Intervenons-nous

    Un rapport du Haut-Commissariat des Nations unies aux droits de l’homme (HCDH), publié vendredi, affirme que toutes les parties impliquées dans le conflit dans les provinces du Nord et du Sud-Kivu en République démocratique du Congo (RDC) ont commis de graves violations du droit international humanitaire. Certaines de ces violations pourraient constituer des crimes de guerre et des crimes contre l’humanité.

    Ce rapport est le résultat des travaux de la Mission d’établissement des faits sur la situation dans les deux provinces, mandatée par le Conseil des droits de l’homme des Nations unies.

    Selon le document, depuis fin 2024, de graves atteintes aux droits humains ont été commises par le M23, soutenu par les Forces de défense du Rwanda (RDF), ainsi que par les Forces armées congolaises (FARDC) et des groupes armés affiliés.
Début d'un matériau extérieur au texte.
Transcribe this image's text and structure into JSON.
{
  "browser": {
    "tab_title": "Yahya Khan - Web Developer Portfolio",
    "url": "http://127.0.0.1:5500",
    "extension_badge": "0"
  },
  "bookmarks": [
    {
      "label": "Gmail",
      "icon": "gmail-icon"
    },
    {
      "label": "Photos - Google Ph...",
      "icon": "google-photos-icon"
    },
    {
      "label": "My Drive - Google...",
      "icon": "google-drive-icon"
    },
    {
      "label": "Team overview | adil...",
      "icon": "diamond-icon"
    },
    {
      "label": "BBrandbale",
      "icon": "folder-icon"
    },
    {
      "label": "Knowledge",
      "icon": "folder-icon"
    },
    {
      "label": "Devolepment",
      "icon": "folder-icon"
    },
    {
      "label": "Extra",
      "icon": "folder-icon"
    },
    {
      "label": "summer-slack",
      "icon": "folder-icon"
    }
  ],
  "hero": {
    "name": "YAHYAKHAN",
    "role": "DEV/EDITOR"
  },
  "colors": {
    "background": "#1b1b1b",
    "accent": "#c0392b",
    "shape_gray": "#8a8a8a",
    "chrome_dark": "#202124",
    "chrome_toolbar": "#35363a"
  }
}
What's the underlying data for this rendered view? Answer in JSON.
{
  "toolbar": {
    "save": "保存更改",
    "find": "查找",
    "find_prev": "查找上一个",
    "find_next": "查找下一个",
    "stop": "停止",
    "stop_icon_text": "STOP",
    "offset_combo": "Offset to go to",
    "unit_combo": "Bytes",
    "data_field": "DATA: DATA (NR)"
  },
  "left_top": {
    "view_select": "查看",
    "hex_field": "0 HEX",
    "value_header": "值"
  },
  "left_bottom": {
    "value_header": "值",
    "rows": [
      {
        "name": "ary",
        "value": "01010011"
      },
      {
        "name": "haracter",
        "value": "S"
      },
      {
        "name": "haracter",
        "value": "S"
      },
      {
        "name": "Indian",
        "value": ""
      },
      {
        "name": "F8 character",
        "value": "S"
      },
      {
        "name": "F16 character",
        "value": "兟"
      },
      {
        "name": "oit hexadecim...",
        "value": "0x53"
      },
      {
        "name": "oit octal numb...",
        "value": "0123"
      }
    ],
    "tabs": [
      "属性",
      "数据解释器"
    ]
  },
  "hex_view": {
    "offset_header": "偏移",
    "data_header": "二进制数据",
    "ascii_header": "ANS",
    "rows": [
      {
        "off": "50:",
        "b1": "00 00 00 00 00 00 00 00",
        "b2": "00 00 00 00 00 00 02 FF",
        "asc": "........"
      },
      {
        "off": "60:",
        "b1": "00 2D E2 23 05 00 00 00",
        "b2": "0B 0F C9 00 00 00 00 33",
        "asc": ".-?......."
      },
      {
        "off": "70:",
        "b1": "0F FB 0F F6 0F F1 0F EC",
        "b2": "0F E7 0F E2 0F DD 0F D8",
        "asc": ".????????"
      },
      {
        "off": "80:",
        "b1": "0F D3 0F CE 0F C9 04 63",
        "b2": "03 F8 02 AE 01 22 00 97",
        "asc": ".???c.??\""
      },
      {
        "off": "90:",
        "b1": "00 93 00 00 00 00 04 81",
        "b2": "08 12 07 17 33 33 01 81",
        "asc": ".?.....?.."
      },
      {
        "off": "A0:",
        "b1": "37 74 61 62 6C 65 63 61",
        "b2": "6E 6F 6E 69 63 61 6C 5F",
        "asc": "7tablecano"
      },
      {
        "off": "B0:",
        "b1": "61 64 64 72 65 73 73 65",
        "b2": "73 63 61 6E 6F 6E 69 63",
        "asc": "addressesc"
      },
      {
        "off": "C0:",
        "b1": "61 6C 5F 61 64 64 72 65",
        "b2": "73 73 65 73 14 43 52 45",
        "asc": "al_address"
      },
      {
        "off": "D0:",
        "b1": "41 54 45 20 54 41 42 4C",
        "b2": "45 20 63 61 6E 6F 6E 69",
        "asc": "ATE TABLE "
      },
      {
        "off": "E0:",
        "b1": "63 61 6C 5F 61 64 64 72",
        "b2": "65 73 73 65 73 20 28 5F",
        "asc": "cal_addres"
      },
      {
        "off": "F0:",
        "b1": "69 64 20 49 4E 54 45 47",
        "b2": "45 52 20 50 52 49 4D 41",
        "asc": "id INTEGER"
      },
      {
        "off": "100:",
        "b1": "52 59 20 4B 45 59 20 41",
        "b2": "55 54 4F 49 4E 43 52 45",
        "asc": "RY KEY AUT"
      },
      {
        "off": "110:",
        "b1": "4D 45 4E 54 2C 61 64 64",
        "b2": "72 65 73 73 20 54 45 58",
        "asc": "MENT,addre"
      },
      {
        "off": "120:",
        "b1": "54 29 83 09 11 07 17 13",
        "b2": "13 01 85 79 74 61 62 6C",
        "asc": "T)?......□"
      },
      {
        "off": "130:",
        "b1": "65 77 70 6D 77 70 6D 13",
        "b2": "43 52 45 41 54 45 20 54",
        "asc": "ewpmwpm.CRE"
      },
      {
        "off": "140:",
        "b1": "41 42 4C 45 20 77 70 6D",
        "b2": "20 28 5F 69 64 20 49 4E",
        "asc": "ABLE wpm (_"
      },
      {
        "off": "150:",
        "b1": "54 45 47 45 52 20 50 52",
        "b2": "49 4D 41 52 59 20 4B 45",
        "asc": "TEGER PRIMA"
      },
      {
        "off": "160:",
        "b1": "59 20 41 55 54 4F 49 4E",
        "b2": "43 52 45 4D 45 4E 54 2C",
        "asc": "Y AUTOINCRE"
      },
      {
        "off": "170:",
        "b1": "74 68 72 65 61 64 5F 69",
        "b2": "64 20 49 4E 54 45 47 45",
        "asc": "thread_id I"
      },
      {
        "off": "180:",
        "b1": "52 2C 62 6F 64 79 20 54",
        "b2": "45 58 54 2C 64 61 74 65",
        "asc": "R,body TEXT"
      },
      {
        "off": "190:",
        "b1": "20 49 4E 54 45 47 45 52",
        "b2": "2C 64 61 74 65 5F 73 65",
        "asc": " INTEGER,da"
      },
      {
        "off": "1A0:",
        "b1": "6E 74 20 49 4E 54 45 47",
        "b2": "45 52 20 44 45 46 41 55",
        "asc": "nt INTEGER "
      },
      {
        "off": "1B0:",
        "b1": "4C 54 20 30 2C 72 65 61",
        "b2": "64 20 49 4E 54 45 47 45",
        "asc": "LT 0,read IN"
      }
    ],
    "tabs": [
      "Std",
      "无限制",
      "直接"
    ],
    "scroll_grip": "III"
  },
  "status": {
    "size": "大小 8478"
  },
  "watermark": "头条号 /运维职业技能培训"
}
Le rapport souligne la gravité et le caractère systématique de ces violations, certaines pouvant constituer des crimes de guerre et des crimes contre l’humanité.

    Les enquêteurs notent l’incapacité de toutes les parties à protéger les civils pendant les hostilités, en particulier lors de la prise de Goma par le M23 et les RDF fin janvier. Des attaques contre des écoles et des hôpitaux ont également été documentées.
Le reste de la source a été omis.